The scene has everything that the contemporary Vatican seems unable to avoid: solemn background, televisual aesthetics, crowd in St. Peter’s Square, popemobile advancing among the faithful and, suddenly, ABBA playing as if the general audience needed a disco soundtrack. The video spread on social media, picked up ironically by Raymond Arroyo, shows the bewilderment: Dancing Queen accompanying a papal encounter in the visible heart of Catholicism.
The audience was no minor act nor an improvised concert in some random courtyard. The official page of the Holy See places the general audience of Leo XIV on Wednesday, May 6, 2026, in St. Peter’s Square, and the catechesis of that day was dedicated to Lumen gentium and to the Church “pilgrim in history toward the heavenly homeland.” The contrast could not be more perfect: while the pontifical text spoke of directing one’s gaze toward the Kingdom of God, someone decided that the appropriate atmosphere called for one of the most recognizable pop anthems of the seventies.
It is not advisable to exaggerate: a general audience is not a Mass. We are not talking about music introduced into the Eucharistic liturgy. But neither is it advisable to pretend that the place does not matter. St. Peter’s Square is not a municipal auditorium, nor a religious theme park, nor a set where everything is neutralized by the label “welcoming.” There, every gesture communicates. Music too. And when Dancing Queen is chosen, the unintentional message ends up being stronger than the intention of whoever pressed the button.
ABBA’s song also has a curiously appropriate history for irony. The group’s own official site recalls that the track was performed publicly before its release at a televised gala in honor of the wedding of King Carl XVI Gustaf of Sweden and Silvia Sommerlath, in June 1976; the single was released later, on August 16 of that year, and ended up becoming a worldwide number one. In other words: it was born with a royal, ceremonial, and slightly excessive scenography as well. Half a century later, the “dancing queen” reappears, not before the Swedish monarchy, but before the oldest spiritual monarchy in the West.
The lyrics, read from St. Peter’s, become almost a pre-written satire. It speaks of loud music, of a scene that attracts gazes, of youth on display, and of someone seeking the place where the right song plays. Placed under Bernini’s colonnade, that scene stops being a disco fantasy and becomes an involuntary parable of the current Vatican: a bimillennial institution trying to seem spontaneous, light, youthful, accessible, as if the problem of evangelization were a lack of rhythm and not a lack of clarity.

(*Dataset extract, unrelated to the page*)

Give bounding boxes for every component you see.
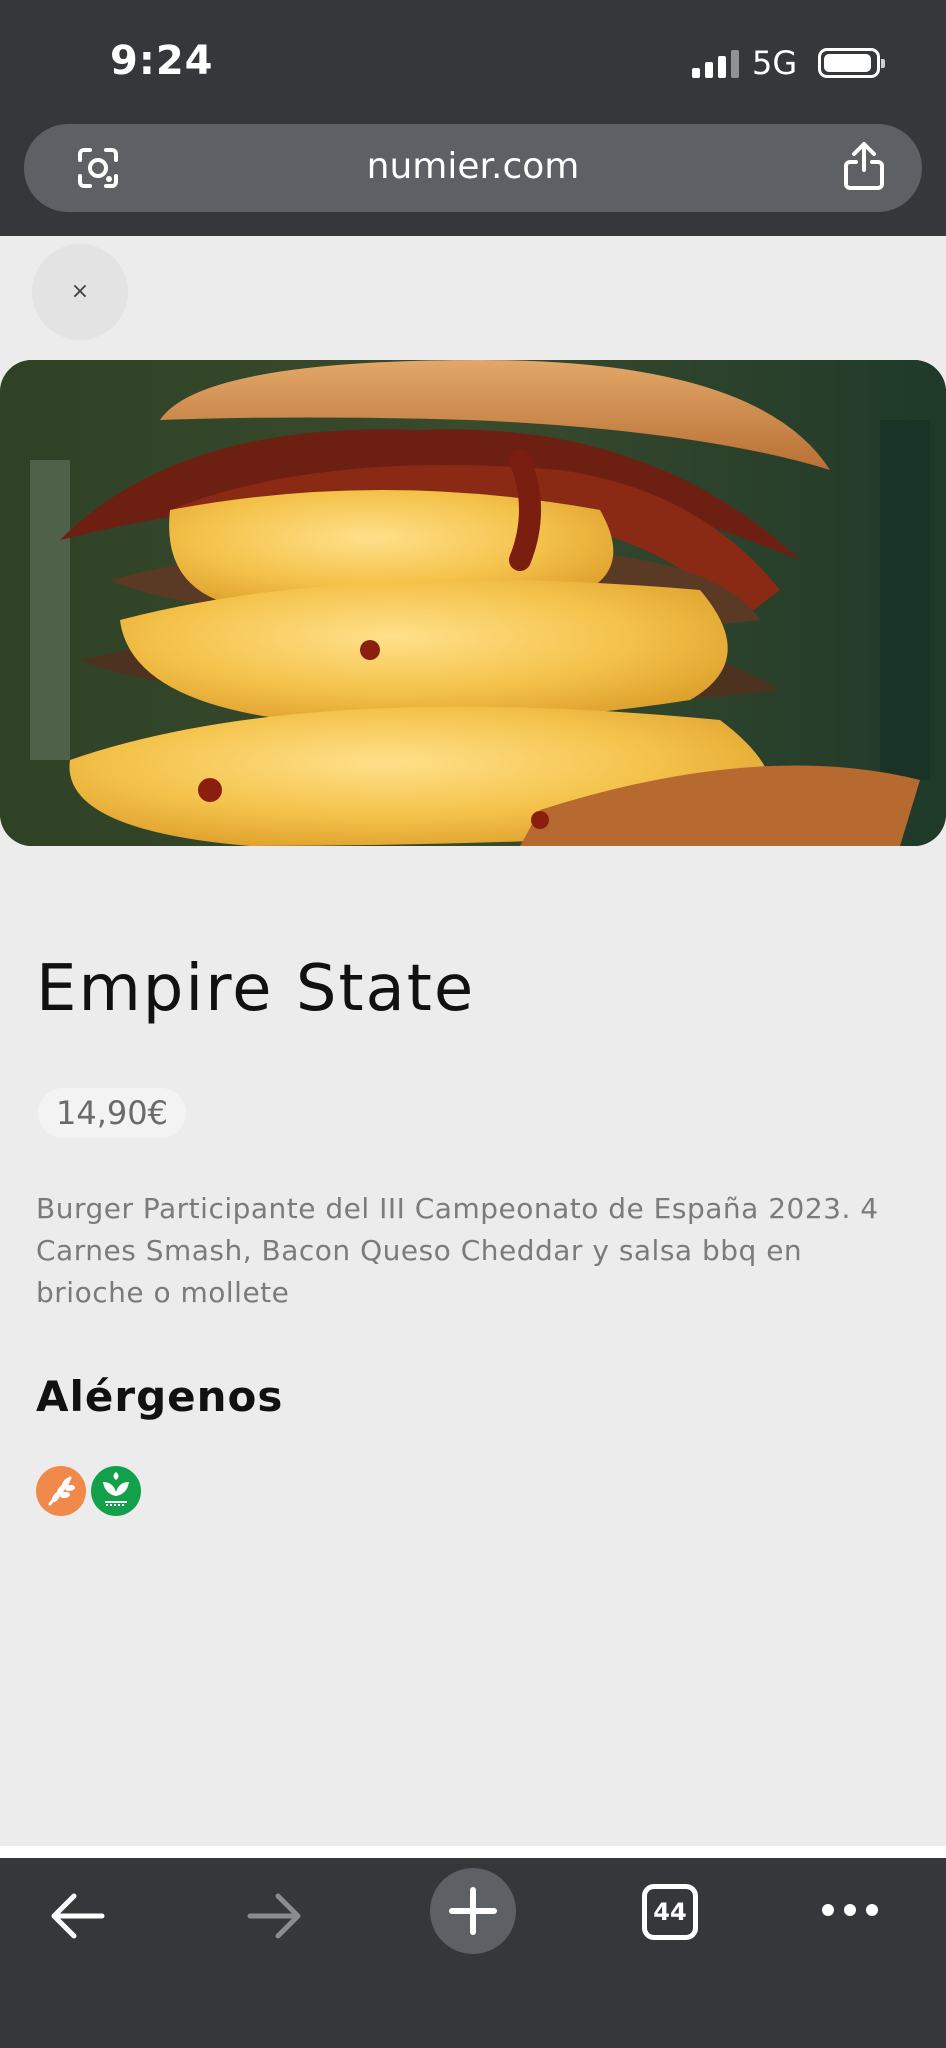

There is a particularly ironic point. In his catechesis, Leo XIV recalled that the Church must not announce itself, but refer to Christ. He also spoke of the fragility of ecclesial institutions and their need for conversion and reform. The phrase, applied to the musical episode, works as a diagnosis: when the ecclesiastical apparatus worries too much about producing atmosphere, it ends up becoming the protagonist. The Church stops pointing to the King and looks at itself in the mirror of the scene.
The choice of Dancing Queen is not a heresy. It is something harder to discuss because it seems trivial. And precisely for that reason, it is revealing. Major doctrinal crises are detected in documents, appointments, or silences. Tone crises are detected in these small decisions that no one signs, no one explains, and everyone takes for granted. The question is not whether ABBA can ever play in a Catholic context. The question is why someone thought it was a good idea to play it at a general audience in St. Peter’s Square.
The Vatican usually justifies these decisions under the language of closeness. The problem is that closeness misunderstood degrades what it touches. It does not bring the sacred closer to the people; it lowers the sacred to the code of entertainment. And when everything becomes spectacle, the crowd no longer distinguishes whether it is before a catechesis, an institutional reception, or a public relations event with background music.
The final irony is that Dancing Queen speaks of a figure that captures the scene and to whom everyone looks. In St. Peter’s, that figure should not be the institution, nor the choreography, nor the music, nor the televisual smile of the moment. The Church, according to the catechesis of that day itself, is pilgrim, not protagonist of a dance floor. Its task is not to get the square “into the mood,” but to remember where it is heading. And if to do so it needs ABBA to set the rhythm, perhaps the problem is no longer in the song, but in the idea that some have of the mission.